Saturday, November 10, 2012
Here is a partial thesis I made for a client with the initials L.L. who couldn't put together what he wanted in the paper and relied entirely on my judgement.
The Stigma of Mental Health Counseling on
Active Duty U.S. Military Personnel
Alex Y. Lim
This paper explores the impact to stigma associated with having mental illness on active military personnel on their private and work lives. The social and psychological cost of suffering of the condition effectively places the combat-fatigued service member in double jeopardy as he or she suffers from the ailment while having to cope with a devalued place in society occasioned by the stigma society has cast on them (Corrigan & Watson, 2002).
US Military service personnel have this fear that consulting a psychologist or a psychiatrist will push down their prospects for career advancement in the military. According to Navy Commander, Anthony Arita, PhD., this needless fear revolving around their psychological or mental problems being exposed to their superiors have occasioned significant worry that it could compromise their security clearances, prospects for promotion and even result in service dismissal (Dingfelder, 2009). Dingfelder (2009) in said that Arita, the director of clearinghouse, outreach and advocacy at the Defense Centers of Excellence for Psychological Health and Traumatic Brain Injury said: "There is the perception that if I do step forward there will be dire consequences" (Dingfelder, 2009, para. 4). Such fears are unfounded according to military experts, but they nevertheless have fueled what amounts to a mental health crisis in the US military, where nearly a fifth of service members returning from recent regional conflicts and wars such as in Iraq and Afghanistan have been diagnosed with symptoms of major depression and post-traumatic stress disorder. Only about half of the returning service members with such issues have sought treatment, according to a study by Rand Corp (2008).
This is around 300,000 service members with combat-induced mental health issues, says Terri Tanielian, who had co-authored with psychologist Lisa Jayrox, PhD a study which estimated that apart from the human cost, the nation can expect military personnel with mental illness to cost nearly $6.2 billion in direct medical care and lost productivity within the first two years after a traumatic combat duty. This reality has not escaped military leaders, who rightfully worry that such invisible war damages could diminish the competence of the nation’s fighting force already stretched thin.
Dingfelder (2009) observed that just about all the military agencies are now involved in their own wars fighting the stigma of seeking mental health services. For instance, the Defense Department recently revised its security clearance questionnaire so that people who seek mental health care for combat-related reasons do not have to report it. It is interesting to note that prior to this revision, when soldiers filled out security-clearance questionnaires, they were almost always told to just reply "no" to the dreaded Question 21 which asked: “In the last seven years, have you consulted with a mental-health professional or consulted with another health-care provider about a mental health condition” (Arnews, 2008) This is considered the appropriate answer when the soldier is receiving mental health counseling to deal with stress resulting from combat or to family and marriage issues. A “no” should also be the answer if the mental health counseling was not ordered by any court as a result of violence. This advice was contained in an All Army Activities (ALARACT) message guidance issued by Army G2 security division until an updates SF 82 questionnaire can be issued with a more appropriate working for question 21.
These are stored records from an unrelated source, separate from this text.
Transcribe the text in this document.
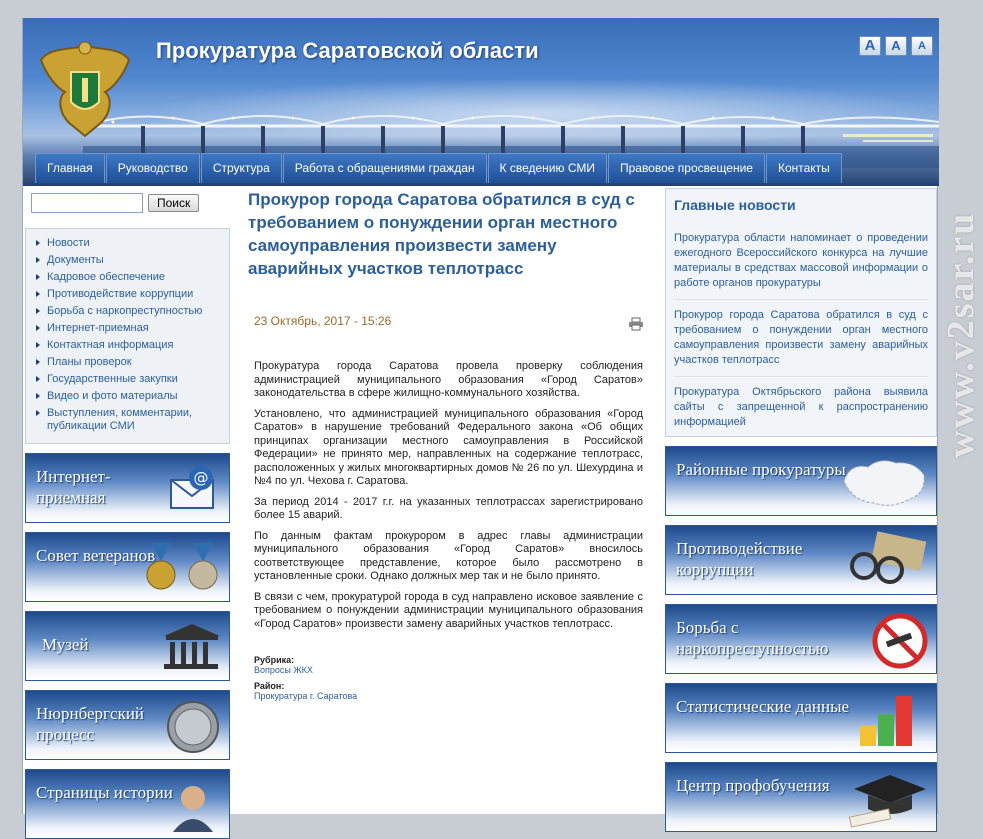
Прокуратура Саратовской области	A	A	A
Главная	Руководство	Структура	Работа с обращениями граждан	К сведению СМИ	Правовое просвещение	Контакты
Поиск
Новости
Документы
Кадровое обеспечение
Противодействие коррупции
Борьба с наркопреступностью
Интернет-приемная
Контактная информация
Планы проверок
Государственные закупки
Видео и фото материалы
Выступления, комментарии, публикации СМИ
Интернет-приемная
@
Совет ветеранов
Музей
Нюрнбергский процесс
Страницы истории
Прокурор города Саратова обратился в суд с требованием о понуждении орган местного самоуправления произвести замену аварийных участков теплотрасс
23 Октябрь, 2017 - 15:26

Прокуратура города Саратова провела проверку соблюдения администрацией муниципального образования «Город Саратов» законодательства в сфере жилищно-коммунального хозяйства.

Установлено, что администрацией муниципального образования «Город Саратов» в нарушение требований Федерального закона «Об общих принципах организации местного самоуправления в Российской Федерации» не принято мер, направленных на содержание теплотрасс, расположенных у жилых многоквартирных домов № 26 по ул. Шехурдина и №4 по ул. Чехова г. Саратова.

За период 2014 - 2017 г.г. на указанных теплотрассах зарегистрировано более 15 аварий.

По данным фактам прокурором в адрес главы администрации муниципального образования «Город Саратов» вносилось соответствующее представление, которое было рассмотрено в установленные сроки. Однако должных мер так и не было принято.

В связи с чем, прокуратурой города в суд направлено исковое заявление с требованием о понуждении администрации муниципального образования «Город Саратов» произвести замену аварийных участков теплотрасс.

Рубрика:
Вопросы ЖКХ
Район:
Прокуратура г. Саратова
Главные новости
Прокуратура области напоминает о проведении ежегодного Всероссийского конкурса на лучшие материалы в средствах массовой информации о работе органов прокуратуры
Прокурор города Саратова обратился в суд с требованием о понуждении орган местного самоуправления произвести замену аварийных участков теплотрасс
Прокуратура Октябрьского района выявила сайты с запрещенной к распространению информацией
Районные прокуратуры
Противодействие коррупции
Борьба с наркопреступностью
Статистические данные
Центр профобучения
www.v2sar.ru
It had to take two US Army generals who candidly share their post-traumatic stress disorder (PTSD) experiences in April 2009 for the Department of Defense (DoD) in the following month to launch a service-wide anti-stigma campaign to prompt ordinary military personnel to admit and recount their respective stories of seeking mental healthcare (Dingfelder, 2009). It reportedly cost the military $2.7 million; but that is just a drop in the billion dollar budget of the armed forces.
After all these decades of hiding behind the stigma, this can be considered a historic effort that could finally defang the societal stigma associated with seeking psychiatric or mental health care in the American cultural landscape, according to Mark Bates, PhD, interim director of the resilience and prevention directorate at the Defense Centers of Excellence (DCoE). He further stated that "what we are trying to do is bring home the message that physical health is just as important as mental health. We're creating mental health parity in the military" (Dingfelder, 2009, para. 9).